И, наконец, доктрина, принадлежащая Варрону, о чем сообщает с полной определенностью сам Тертуллиан (см. «К язычникам», II 9, 3: «Варрон разделяет на три категории богов Рима — на несомненных, на не несомненных и на избранных»), учит о наличии разрядов языческих «богов». Здесь можно уловить отголоски учения Евгемера, которое, будучи весьма ограниченно распространено во времена античности, обрело, напротив, широкое признание у христианских писателей и, особенно, у апологетов, в силу того что оно оказывалось им полезным из–за своей полемической направленности против традиционной религии (см. «К язычникам», II 16, 5; «Апологетик», 2,6 и сл.).
5. Учение о Троице
Желая сформулировать тринитарный догмат, раннее христианство было вынуждено прибегать к ресурсам философии еще в большей степени, чем оно делало это, стремясь дать определение понятию «единого Бога», так как Новый Завет предоставлял очень скупой материал для разработки тринитарной проблематики. Споры с иудаизмом, а также с гностицизмом с неизбежностью подтолкнули христиан к тому, чтобы дать определение совершенно особой природы своего Бога, религиозное поклонение которому должно воздаваться в Отце, в Сыне и в Духе Святом. Итак, наряду с соответствующим учением, должна была вырабатываться и новая терминология: назидательным примером тому может служить трактат Тертуллиана «Против Праксея», в котором засвидетельствовано, каким образом христианство давало ответ на новые требования — как в сфере мысли, так и в сфере терминологии.

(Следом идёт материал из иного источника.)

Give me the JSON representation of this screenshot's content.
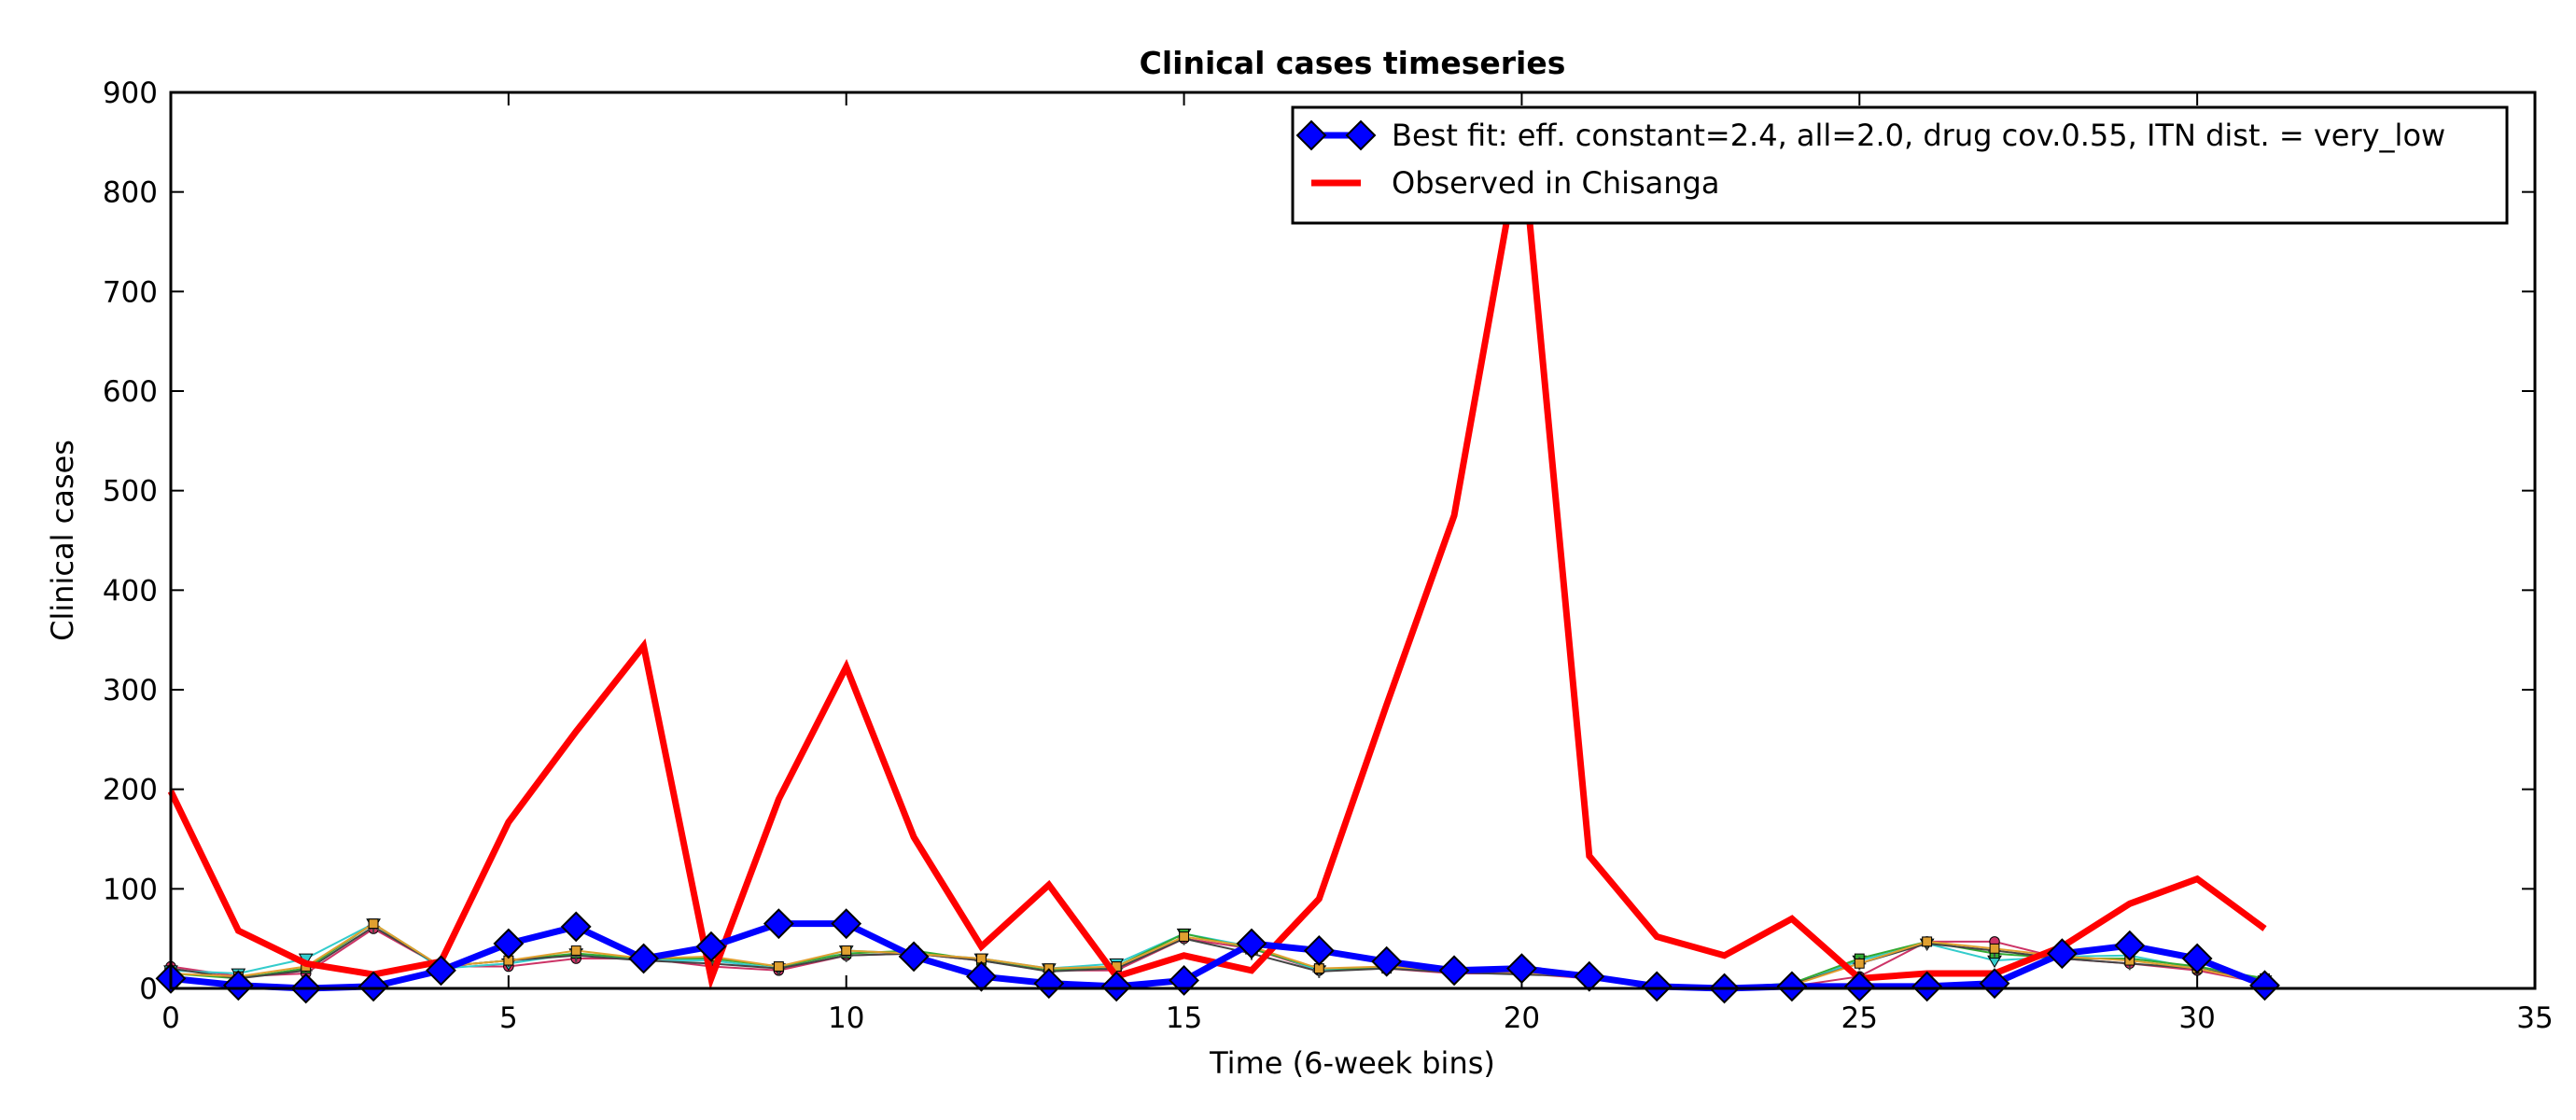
{
  "chart_data": {
    "type": "line",
    "title": "Clinical cases timeseries",
    "xlabel": "Time (6-week bins)",
    "ylabel": "Clinical cases",
    "xlim": [
      0,
      35
    ],
    "ylim": [
      0,
      900
    ],
    "xticks": [
      0,
      5,
      10,
      15,
      20,
      25,
      30,
      35
    ],
    "yticks": [
      0,
      100,
      200,
      300,
      400,
      500,
      600,
      700,
      800,
      900
    ],
    "grid": false,
    "legend_position": "top-right",
    "x": [
      0,
      1,
      2,
      3,
      4,
      5,
      6,
      7,
      8,
      9,
      10,
      11,
      12,
      13,
      14,
      15,
      16,
      17,
      18,
      19,
      20,
      21,
      22,
      23,
      24,
      25,
      26,
      27,
      28,
      29,
      30,
      31
    ],
    "series": [
      {
        "name": "Best fit: eff. constant=2.4, all=2.0, drug cov.0.55, ITN dist. = very_low",
        "role": "best-fit",
        "color": "#0000ff",
        "marker": "diamond",
        "values": [
          10,
          3,
          0,
          2,
          18,
          45,
          62,
          30,
          42,
          65,
          65,
          32,
          12,
          5,
          2,
          8,
          45,
          38,
          27,
          18,
          20,
          12,
          2,
          0,
          2,
          2,
          2,
          5,
          35,
          43,
          30,
          3
        ]
      },
      {
        "name": "Observed in Chisanga",
        "role": "observed",
        "color": "#ff0000",
        "values": [
          198,
          58,
          25,
          14,
          27,
          167,
          258,
          344,
          10,
          190,
          323,
          152,
          42,
          104,
          12,
          33,
          18,
          90,
          285,
          475,
          855,
          133,
          52,
          33,
          70,
          10,
          15,
          15,
          42,
          85,
          110,
          60
        ]
      },
      {
        "role": "simulation",
        "color": "#cc3366",
        "marker": "circle",
        "values": [
          22,
          12,
          15,
          60,
          22,
          22,
          30,
          30,
          22,
          18,
          33,
          35,
          28,
          18,
          18,
          50,
          40,
          18,
          20,
          15,
          15,
          10,
          0,
          0,
          2,
          12,
          47,
          47,
          30,
          25,
          18,
          5
        ]
      },
      {
        "role": "simulation",
        "color": "#33cccc",
        "marker": "triangle",
        "values": [
          18,
          15,
          30,
          65,
          20,
          25,
          35,
          28,
          28,
          20,
          38,
          35,
          30,
          20,
          25,
          55,
          42,
          18,
          22,
          17,
          17,
          12,
          2,
          0,
          3,
          28,
          45,
          28,
          32,
          33,
          20,
          8
        ]
      },
      {
        "role": "simulation",
        "color": "#33aa33",
        "marker": "square",
        "values": [
          15,
          10,
          20,
          65,
          22,
          28,
          35,
          30,
          30,
          22,
          35,
          38,
          28,
          18,
          22,
          55,
          40,
          20,
          20,
          18,
          16,
          14,
          3,
          1,
          5,
          30,
          47,
          35,
          30,
          30,
          22,
          10
        ]
      },
      {
        "role": "simulation",
        "color": "#444444",
        "marker": "plus",
        "values": [
          20,
          10,
          18,
          62,
          22,
          28,
          33,
          28,
          25,
          20,
          33,
          35,
          28,
          17,
          20,
          50,
          35,
          17,
          20,
          16,
          14,
          12,
          2,
          0,
          4,
          25,
          45,
          38,
          30,
          25,
          20,
          8
        ]
      },
      {
        "role": "simulation",
        "color": "#e0a030",
        "marker": "square",
        "values": [
          15,
          12,
          22,
          65,
          22,
          28,
          38,
          30,
          32,
          22,
          38,
          35,
          30,
          20,
          22,
          52,
          42,
          20,
          22,
          18,
          16,
          12,
          2,
          0,
          3,
          25,
          47,
          40,
          32,
          28,
          20,
          5
        ]
      }
    ]
  }
}
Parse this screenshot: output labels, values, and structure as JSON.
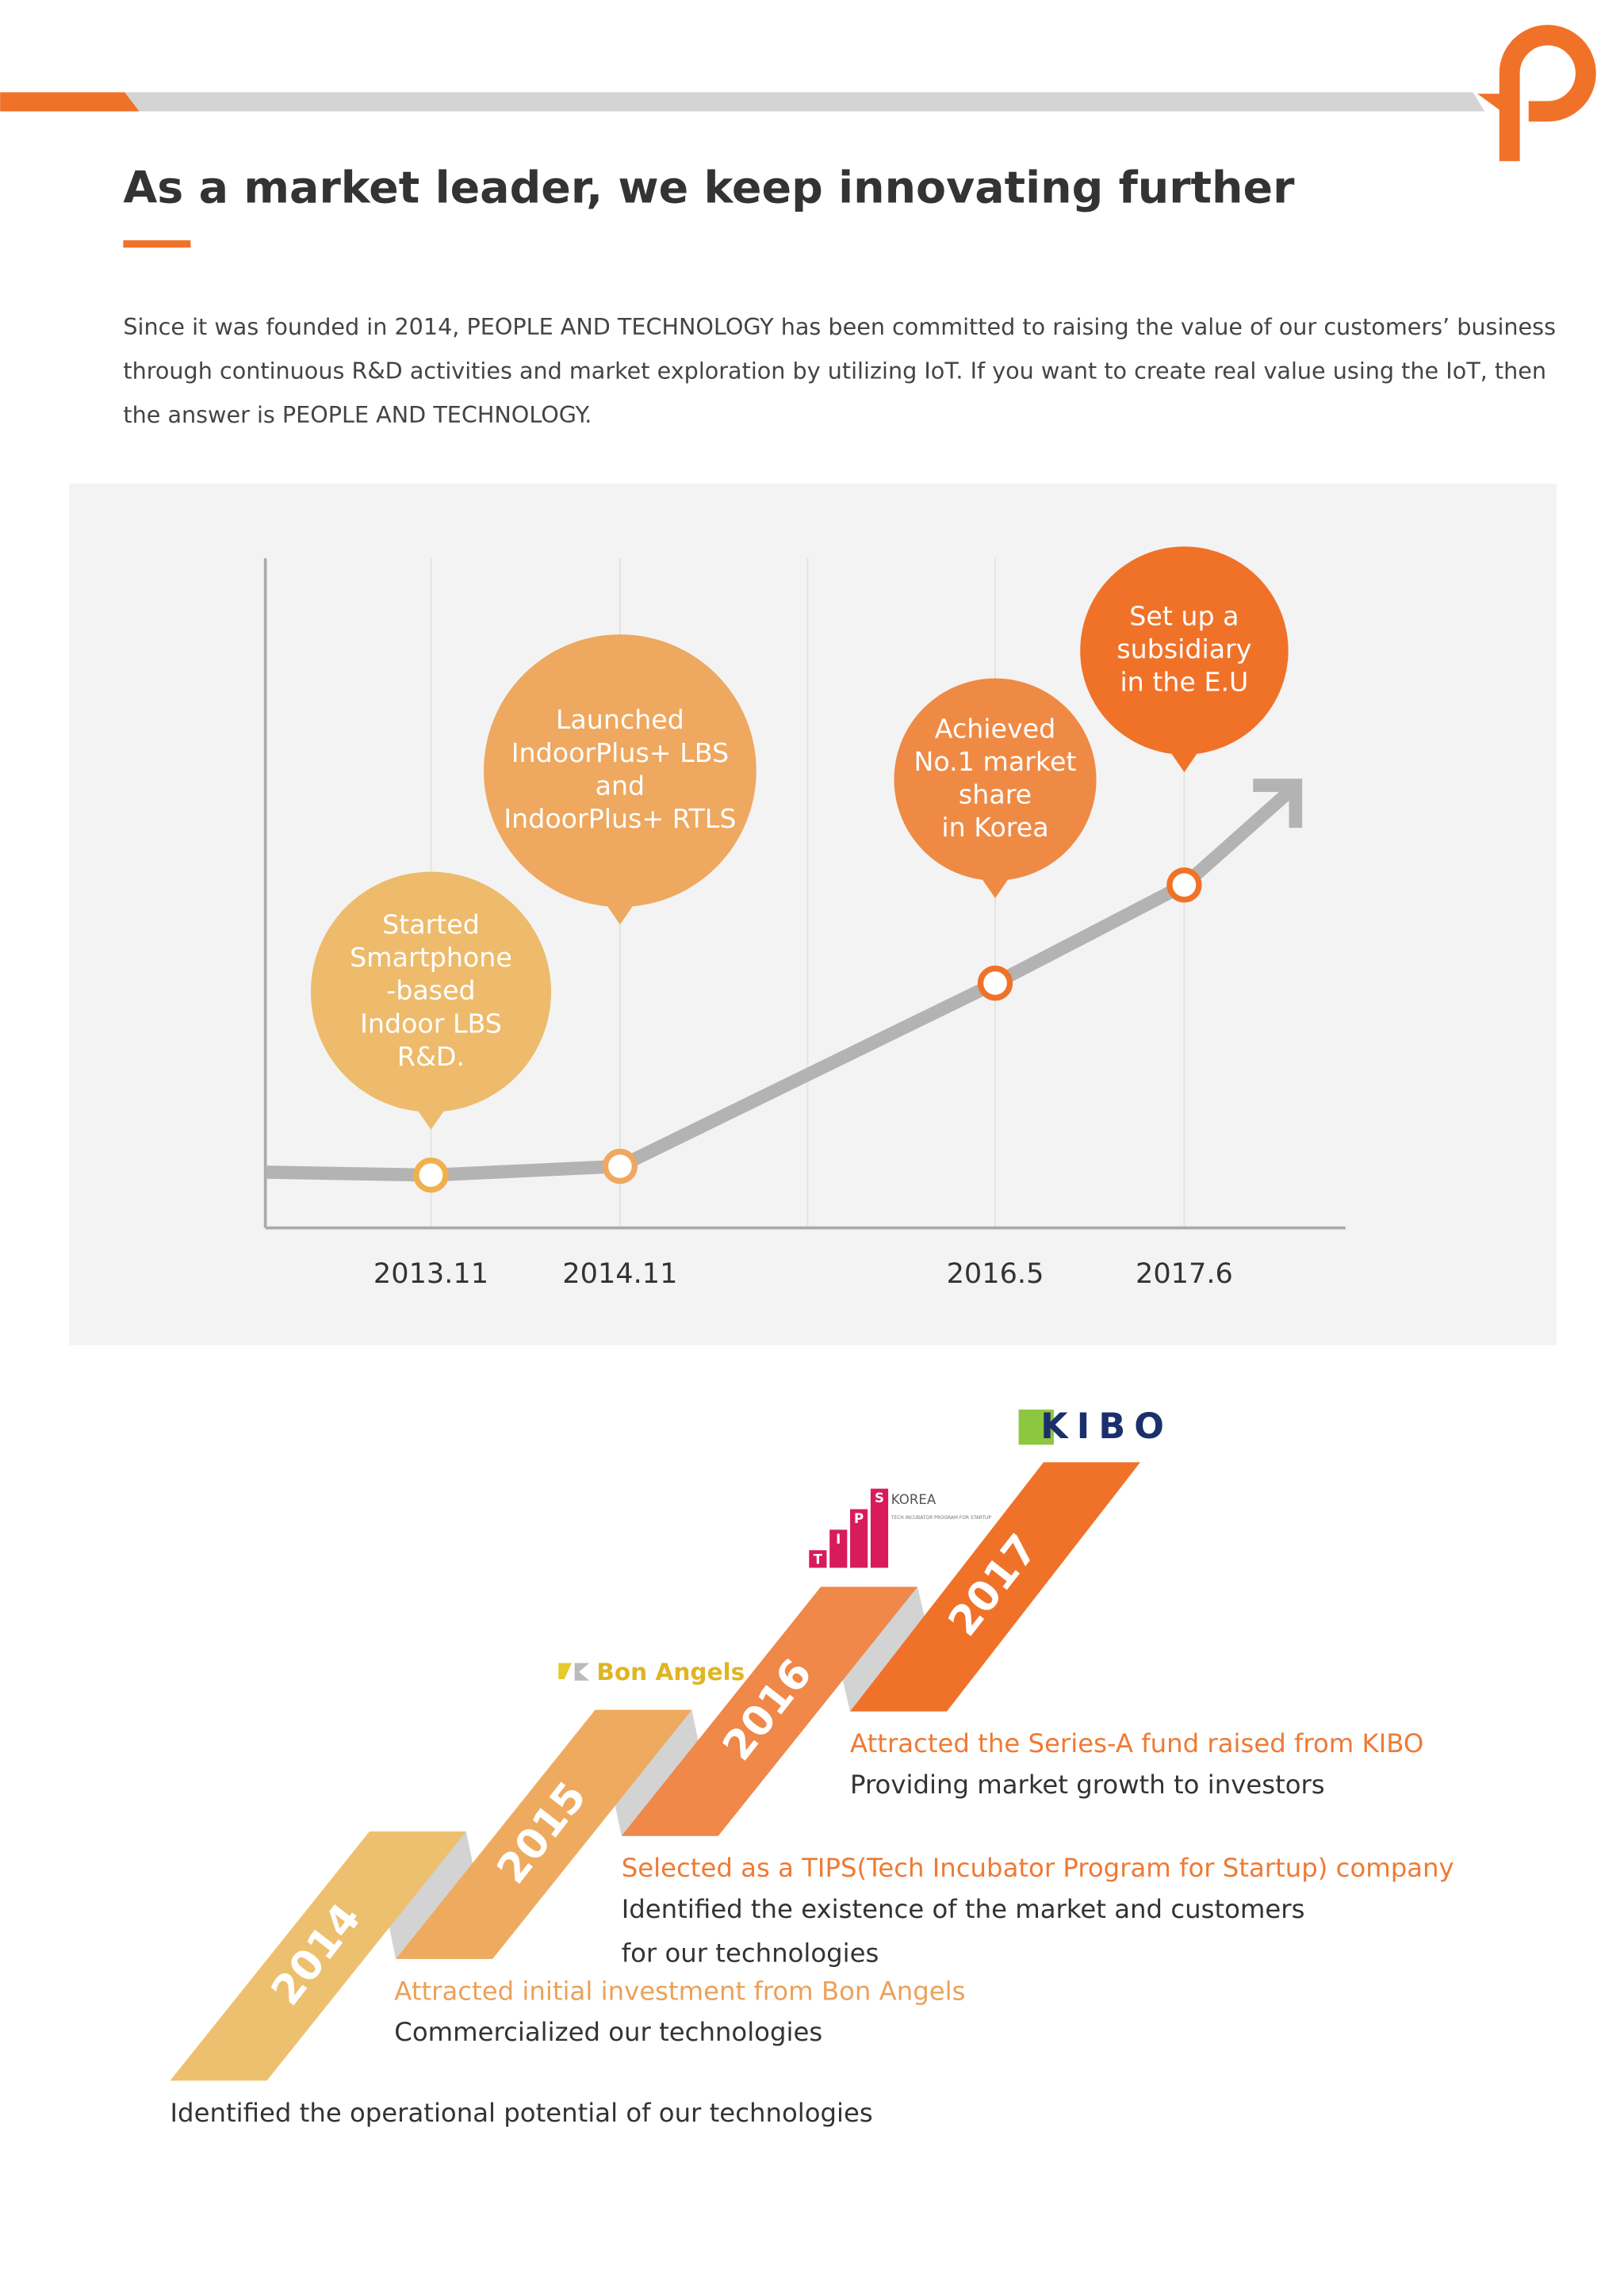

Тертуллиан стал «творцом» латинского тринитарного богословия, которое мы можем кратко выразить посредством формулы: «одна субстанция в трех Лицах». Эта формула была очерчена им с предельной точностью и осталась незыблемой для всей западной патристики. Такие масштабные мыслители, как Иларий Пиктавийский и Августин, перерабатывали и модифицировали доктрину Тертуллиана на основе своих личных концепций и современных им восточных богословских систем, но знаменательным представляется прежде всего то, что западное тринитарное богословие оставалось — во всяком случае, до середины IV в. — в том виде, в каком его сформулировал Тертуллиан, а сама формула «одна субстанция в трех Лицах» использовалась и в дальнейшем. А поскольку эта формула базируется на не наблюдавшемся ранее употреблении специфической терминологии философского происхождения, нам будет необходимо задержаться на рассмотрении терминов substantia и persona.